As reported last month, the University of Alaska at Fairbanks is losing its philosophy major and eliminating philosophy as its own department. Now, the last remaining tenured philosopher at UAF, Eduardo Wilner, has published a column in which he recounts the death of the department:
When I arrived here 17 years ago there were five faculty in our department. But colleagues retired, or left, or passed away… Instead of renewal, the university reabsorbed the vacant positions. And the department shrank until it could almost shrink no more. Now, we’re down to two temporary appointments, and only one permanent position (mine). The number of students, however, barely changed (around 25).

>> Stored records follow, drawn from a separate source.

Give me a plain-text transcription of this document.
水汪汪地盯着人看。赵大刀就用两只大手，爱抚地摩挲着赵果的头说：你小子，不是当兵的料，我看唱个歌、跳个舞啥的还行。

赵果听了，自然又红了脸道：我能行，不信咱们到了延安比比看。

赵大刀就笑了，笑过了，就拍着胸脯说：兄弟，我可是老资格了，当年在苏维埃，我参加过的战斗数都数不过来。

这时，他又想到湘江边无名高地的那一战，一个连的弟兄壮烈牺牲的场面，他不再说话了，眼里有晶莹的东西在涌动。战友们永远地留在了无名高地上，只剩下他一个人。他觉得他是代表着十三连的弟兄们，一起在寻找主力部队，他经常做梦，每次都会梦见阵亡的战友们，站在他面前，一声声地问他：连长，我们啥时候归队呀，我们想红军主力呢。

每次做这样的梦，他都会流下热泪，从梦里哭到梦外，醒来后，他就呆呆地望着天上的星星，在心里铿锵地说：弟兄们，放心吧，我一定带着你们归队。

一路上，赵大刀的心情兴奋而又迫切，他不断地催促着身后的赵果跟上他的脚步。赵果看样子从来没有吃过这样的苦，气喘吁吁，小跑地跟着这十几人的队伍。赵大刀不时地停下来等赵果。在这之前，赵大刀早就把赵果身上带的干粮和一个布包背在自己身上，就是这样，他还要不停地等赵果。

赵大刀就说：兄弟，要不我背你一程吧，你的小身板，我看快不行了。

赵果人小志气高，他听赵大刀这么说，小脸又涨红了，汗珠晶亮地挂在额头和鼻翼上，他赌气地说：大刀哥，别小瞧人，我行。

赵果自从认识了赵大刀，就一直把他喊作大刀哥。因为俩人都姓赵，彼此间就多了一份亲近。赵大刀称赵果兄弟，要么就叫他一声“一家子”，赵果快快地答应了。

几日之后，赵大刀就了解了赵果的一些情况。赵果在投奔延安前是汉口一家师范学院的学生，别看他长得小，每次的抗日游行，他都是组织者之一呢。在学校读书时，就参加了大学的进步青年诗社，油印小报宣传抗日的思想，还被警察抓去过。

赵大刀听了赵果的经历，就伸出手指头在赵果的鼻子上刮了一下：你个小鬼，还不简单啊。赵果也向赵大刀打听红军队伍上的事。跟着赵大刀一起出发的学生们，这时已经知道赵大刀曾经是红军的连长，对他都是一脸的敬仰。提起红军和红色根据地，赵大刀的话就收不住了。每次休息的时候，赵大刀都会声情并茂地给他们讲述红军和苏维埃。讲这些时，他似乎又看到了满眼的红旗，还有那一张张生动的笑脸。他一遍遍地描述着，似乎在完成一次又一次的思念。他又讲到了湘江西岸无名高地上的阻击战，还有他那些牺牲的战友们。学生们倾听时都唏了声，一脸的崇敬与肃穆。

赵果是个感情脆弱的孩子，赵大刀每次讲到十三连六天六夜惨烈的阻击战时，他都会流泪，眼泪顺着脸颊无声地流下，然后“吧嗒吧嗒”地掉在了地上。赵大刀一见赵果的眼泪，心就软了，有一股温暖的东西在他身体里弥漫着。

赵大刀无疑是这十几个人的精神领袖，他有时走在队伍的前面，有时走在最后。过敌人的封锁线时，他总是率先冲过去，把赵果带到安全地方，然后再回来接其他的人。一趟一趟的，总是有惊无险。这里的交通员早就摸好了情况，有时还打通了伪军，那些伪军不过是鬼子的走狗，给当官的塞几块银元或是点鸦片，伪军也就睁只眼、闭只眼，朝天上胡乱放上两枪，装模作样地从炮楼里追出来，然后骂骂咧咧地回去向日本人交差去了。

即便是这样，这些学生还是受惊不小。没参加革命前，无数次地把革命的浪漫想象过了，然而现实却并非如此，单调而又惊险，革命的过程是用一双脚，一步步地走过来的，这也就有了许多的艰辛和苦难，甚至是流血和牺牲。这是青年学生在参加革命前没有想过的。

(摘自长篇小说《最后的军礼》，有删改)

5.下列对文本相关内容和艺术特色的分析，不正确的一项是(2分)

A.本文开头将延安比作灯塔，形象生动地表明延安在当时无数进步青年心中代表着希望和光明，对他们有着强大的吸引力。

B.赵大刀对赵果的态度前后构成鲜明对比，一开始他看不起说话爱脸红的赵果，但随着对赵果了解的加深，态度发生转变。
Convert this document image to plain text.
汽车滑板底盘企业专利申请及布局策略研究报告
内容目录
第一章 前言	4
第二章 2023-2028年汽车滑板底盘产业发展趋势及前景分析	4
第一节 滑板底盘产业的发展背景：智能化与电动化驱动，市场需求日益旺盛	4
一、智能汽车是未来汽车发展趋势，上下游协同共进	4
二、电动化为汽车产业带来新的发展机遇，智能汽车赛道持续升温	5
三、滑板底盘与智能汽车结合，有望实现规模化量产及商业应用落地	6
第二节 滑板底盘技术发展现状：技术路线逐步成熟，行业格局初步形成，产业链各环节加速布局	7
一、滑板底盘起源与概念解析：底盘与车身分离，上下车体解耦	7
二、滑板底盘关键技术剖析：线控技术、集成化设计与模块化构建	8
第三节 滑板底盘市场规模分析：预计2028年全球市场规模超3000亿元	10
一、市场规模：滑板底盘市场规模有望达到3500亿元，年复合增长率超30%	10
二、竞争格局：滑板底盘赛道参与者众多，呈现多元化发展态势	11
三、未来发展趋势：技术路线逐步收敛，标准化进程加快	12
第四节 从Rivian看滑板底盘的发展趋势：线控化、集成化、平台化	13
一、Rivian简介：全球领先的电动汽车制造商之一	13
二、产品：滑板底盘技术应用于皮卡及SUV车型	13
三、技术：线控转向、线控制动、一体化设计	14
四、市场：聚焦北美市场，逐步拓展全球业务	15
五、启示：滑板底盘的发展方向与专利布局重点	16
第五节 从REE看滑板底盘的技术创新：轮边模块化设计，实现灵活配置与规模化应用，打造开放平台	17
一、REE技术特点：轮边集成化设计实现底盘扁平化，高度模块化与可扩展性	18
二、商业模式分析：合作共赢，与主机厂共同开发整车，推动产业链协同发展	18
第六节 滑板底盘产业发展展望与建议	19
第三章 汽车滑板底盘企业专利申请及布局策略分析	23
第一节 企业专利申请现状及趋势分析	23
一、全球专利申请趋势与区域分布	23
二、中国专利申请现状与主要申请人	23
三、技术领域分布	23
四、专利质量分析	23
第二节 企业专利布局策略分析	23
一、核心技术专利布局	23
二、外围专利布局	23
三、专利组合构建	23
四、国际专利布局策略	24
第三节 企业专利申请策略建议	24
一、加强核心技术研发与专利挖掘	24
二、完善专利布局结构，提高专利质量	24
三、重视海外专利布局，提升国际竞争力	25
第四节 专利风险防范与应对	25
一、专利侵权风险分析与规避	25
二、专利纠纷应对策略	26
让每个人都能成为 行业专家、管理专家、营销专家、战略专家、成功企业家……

He also offers a defense of philosophy, writing, of the cuts:
This amounts to one of the most significant amputations in UAF’s history. Am I exaggerating? No, and if it sounds like it, it’s because we’ve forgotten what philosophy is for. Philosophy is not about farfetched, untestable ideas. Philosophy is the mercilessly critical analysis of our most profound assumptions. We humans think in a scaffolding-like way. Our ideas pile in layers, each one resting on the one below. We naturally shy away from messing with the very bottom, fearing the collapse of the scaffolding. But the outside world can be brutal to those who hang on to false ideas. And just like with any superstructure (think about your home), a good scaffolding of ideas requires constant reassessment — foundation’s level included.
The column is at Alaska Dispatch News.